Burghers of Calais and Blush Rose

January 5, 2014

Blush Rose, Credit CarlisleFlowers

The Blush rose is white tinged with red.  When cutting these stems under conditioned water I noticed how straight the stems were.  Not only straight but like a rod with some reinforcement.  First I arranged the roses in a cube, its square holding eight roses in upright fashion.  I studied the arrangement over night and decided the next morning to lop them off as to create a square of Blush roses on top of the cube.  The stems had turned, going in the direction they cared to go. The floor and sides inside the cube were lined with Calathea flowers, big, fleshy, and full of light, dark and a tinge of red.

Four Blush roses were planted heads up in glass pyramidal vases.

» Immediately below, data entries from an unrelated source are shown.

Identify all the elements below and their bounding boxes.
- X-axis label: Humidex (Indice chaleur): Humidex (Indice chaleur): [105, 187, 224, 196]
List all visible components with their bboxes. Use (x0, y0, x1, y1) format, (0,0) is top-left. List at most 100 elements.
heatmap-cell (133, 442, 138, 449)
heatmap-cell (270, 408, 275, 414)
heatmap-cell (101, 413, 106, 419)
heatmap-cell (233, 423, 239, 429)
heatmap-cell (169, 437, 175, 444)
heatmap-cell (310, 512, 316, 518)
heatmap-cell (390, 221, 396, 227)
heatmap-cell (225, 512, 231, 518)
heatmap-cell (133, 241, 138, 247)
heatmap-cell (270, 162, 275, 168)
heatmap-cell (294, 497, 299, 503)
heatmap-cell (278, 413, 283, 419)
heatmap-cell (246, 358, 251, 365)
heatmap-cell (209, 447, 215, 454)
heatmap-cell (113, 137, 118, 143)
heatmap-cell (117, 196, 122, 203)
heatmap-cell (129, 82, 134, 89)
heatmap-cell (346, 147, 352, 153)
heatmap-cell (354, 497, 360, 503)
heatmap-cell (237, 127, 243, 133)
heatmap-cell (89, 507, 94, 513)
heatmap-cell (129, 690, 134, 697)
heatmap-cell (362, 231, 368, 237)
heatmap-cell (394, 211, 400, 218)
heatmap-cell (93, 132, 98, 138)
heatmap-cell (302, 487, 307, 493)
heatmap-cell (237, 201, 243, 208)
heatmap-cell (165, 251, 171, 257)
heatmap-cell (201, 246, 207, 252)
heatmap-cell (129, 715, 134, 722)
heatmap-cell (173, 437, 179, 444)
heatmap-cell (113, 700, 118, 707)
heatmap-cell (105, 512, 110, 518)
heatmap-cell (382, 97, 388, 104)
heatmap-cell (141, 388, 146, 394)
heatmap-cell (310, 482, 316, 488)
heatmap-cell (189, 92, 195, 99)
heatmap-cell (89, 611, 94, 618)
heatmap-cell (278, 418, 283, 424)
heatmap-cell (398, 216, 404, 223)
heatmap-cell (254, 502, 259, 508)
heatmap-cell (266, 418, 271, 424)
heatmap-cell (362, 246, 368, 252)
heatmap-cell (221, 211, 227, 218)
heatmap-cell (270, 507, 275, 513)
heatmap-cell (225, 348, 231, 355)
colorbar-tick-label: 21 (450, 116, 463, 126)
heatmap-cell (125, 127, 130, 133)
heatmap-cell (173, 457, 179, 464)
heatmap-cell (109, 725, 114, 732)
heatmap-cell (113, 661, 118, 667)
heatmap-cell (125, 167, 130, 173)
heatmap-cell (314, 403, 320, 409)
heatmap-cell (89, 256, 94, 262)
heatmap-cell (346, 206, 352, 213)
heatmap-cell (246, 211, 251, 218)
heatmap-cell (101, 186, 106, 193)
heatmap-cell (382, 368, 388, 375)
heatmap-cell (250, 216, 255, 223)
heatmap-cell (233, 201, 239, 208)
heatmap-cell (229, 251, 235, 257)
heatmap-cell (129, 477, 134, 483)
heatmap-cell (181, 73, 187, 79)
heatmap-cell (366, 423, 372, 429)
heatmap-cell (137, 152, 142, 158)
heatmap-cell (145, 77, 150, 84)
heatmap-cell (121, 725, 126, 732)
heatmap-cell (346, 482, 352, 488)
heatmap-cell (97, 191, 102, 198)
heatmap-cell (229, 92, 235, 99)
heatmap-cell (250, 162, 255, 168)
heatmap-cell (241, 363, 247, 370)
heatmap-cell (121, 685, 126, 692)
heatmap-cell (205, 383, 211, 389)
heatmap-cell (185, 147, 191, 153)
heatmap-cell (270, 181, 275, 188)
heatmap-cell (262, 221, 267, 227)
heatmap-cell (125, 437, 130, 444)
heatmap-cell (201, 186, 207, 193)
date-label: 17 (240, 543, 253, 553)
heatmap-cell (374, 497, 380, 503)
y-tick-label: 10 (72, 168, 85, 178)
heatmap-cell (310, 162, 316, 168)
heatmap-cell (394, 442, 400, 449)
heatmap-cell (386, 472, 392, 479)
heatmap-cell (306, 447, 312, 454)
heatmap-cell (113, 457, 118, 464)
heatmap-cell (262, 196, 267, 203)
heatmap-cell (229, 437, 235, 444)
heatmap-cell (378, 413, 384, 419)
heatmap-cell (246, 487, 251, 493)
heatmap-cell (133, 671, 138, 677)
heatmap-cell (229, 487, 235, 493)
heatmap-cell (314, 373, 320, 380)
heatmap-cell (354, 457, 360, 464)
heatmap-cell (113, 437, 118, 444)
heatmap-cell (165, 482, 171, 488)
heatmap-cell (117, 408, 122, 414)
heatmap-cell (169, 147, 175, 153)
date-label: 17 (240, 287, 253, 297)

Now the Burghers of Calais struck me.  How the roses slightly turned yet their mass still there.  I had no control over this turning.  Could Auguste Rodin, the sculpture of the Burghers of Calais, commissioned by the town of Calais, France, mold his men cloaked in their robes of importance and have complete control of the movement of the rod and metal of his material?  His men were sculpted in unity and mass, slightly turning a head, a shoulder, to define their acceptance, pride, abjection, defeat.  Yet their lives were spared because the king’s wife would not want her expectant child to have the blood of the rose spilt on her cradle’s sheets.